Bastardos no entienden que nos quema la rutina, somos hijas de la calle pasando como de la mierda de tu estética de pegatina, somos duras ya no hay duda, lo hemos demostrado durante siglos de tortura, no tengo yo la culpa de que en tu cerebro de mosquito no se pose la idea de un mundo libre de machitos, hartas de engendros que se creen hombres y sólo son tristes marionetas a los que el poder de la dominación corrompe.
Somos hijas de la calle, sabemos andar descalzas, tiraremos de las cadenas aunque sólo podamos arrastrarlas, escupiendo sobre leyes de mierda, que nos atan desnudas a las rejas de esta celda, patriarcado bastardo, no esperes que me someta, cuantas veces habré dicho: tengo frío sí, pero no quiero tu chaqueta.
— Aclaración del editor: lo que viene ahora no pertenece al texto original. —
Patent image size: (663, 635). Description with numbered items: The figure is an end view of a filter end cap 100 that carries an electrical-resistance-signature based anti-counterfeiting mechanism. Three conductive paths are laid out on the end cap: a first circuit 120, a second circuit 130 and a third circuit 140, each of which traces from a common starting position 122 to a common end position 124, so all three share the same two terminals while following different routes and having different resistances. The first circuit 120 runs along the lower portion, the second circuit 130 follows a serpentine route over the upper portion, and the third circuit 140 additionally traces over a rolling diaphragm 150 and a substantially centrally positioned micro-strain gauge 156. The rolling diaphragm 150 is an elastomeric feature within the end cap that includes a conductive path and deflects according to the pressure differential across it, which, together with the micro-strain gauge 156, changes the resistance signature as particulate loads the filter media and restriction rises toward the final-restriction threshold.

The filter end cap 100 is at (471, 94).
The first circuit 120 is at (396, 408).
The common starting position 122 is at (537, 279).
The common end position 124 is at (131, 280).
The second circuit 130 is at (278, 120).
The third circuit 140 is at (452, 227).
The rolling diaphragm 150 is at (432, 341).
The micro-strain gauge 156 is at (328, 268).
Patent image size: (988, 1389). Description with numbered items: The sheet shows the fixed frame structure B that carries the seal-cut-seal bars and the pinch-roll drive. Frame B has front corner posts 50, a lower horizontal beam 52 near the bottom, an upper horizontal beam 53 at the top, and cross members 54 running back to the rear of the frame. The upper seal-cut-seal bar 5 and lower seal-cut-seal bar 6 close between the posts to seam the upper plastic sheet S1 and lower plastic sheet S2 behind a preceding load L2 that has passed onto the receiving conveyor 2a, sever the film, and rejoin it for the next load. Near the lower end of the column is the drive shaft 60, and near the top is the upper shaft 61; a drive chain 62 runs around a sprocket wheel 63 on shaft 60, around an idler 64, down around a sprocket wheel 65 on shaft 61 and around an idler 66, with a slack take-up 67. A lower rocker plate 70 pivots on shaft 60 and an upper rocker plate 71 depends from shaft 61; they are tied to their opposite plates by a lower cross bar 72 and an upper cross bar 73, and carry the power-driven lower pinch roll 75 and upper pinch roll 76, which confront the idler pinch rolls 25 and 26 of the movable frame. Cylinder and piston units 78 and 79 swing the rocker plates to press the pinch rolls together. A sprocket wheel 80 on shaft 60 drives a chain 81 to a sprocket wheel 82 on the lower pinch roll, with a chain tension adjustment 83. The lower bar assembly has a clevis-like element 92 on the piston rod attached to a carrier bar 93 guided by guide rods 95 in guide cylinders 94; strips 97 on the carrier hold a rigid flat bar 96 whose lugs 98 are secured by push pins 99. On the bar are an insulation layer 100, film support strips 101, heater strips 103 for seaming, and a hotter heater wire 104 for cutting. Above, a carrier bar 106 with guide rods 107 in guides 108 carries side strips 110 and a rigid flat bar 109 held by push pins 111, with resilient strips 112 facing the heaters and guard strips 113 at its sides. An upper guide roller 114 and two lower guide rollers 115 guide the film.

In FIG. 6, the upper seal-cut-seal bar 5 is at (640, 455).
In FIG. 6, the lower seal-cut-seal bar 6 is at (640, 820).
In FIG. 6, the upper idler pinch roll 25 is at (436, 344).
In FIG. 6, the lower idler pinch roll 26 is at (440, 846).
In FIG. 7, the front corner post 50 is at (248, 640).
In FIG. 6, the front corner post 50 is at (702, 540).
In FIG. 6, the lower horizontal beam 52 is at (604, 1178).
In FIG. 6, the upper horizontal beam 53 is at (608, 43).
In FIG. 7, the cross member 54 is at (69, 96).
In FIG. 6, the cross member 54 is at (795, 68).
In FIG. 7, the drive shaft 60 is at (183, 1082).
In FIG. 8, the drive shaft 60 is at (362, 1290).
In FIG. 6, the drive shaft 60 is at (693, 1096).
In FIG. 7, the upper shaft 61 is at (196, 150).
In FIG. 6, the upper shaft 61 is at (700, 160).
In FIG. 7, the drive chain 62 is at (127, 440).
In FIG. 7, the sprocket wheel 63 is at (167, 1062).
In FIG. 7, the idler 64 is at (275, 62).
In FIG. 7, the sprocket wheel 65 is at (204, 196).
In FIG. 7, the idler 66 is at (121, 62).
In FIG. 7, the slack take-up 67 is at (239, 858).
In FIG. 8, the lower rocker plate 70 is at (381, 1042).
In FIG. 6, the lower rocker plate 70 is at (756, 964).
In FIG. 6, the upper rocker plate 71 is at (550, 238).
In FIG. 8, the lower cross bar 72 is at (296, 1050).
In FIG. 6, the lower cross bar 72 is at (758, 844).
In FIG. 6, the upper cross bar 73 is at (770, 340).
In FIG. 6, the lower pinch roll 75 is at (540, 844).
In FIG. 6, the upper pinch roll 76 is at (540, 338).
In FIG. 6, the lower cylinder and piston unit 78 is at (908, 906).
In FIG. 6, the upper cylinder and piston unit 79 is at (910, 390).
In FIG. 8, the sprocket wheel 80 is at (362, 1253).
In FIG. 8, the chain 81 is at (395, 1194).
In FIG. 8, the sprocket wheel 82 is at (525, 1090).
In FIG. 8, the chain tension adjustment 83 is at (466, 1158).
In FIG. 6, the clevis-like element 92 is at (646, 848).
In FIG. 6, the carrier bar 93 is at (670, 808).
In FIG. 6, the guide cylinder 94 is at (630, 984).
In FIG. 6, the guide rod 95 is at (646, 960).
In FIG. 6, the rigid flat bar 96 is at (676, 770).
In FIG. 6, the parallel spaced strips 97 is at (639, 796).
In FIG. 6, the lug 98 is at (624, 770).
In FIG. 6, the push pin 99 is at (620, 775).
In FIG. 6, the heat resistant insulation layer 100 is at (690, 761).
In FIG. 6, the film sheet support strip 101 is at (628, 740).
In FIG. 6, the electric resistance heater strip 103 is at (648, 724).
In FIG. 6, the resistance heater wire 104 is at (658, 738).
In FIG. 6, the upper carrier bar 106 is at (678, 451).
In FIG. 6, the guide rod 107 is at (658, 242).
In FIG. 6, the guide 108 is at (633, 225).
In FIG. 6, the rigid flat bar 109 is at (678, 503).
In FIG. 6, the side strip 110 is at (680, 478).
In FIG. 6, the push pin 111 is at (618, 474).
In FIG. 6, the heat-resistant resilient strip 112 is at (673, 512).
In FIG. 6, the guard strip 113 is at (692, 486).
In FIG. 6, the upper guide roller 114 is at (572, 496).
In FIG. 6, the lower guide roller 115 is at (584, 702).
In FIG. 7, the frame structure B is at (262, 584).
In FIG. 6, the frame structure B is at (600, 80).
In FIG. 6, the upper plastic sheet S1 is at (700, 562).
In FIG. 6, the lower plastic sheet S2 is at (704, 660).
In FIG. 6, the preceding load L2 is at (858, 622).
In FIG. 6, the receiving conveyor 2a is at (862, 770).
A veces locas enérgicas, a veces desgastadas, a veces putas, a veces tiernas hadas, siempre mujeres dignas, sin eso no vales nada y el precio no lo pones tú, lo pone el peso de tu alma.
Somos hijas de la calle de día y de noche, ojo con lo que ladras, conocemos callejones, somos hermanas de la noche con el corazón hecho jirones por el mundo que se derrumba y verdaderos héroes en la tumba.
Somos las que lloran desconsoladas, a veces de dolor, otras de odio y rabia pero secamos nuestras lágrimas con banderas rojas y estrellas doradas pálidas. Las que gritan desgarradas, no nos manches con tus brillos, llénanos de pintadas, que resuenen en ecos de bramidos eternos ¡LIBERTAD CAMARADAS!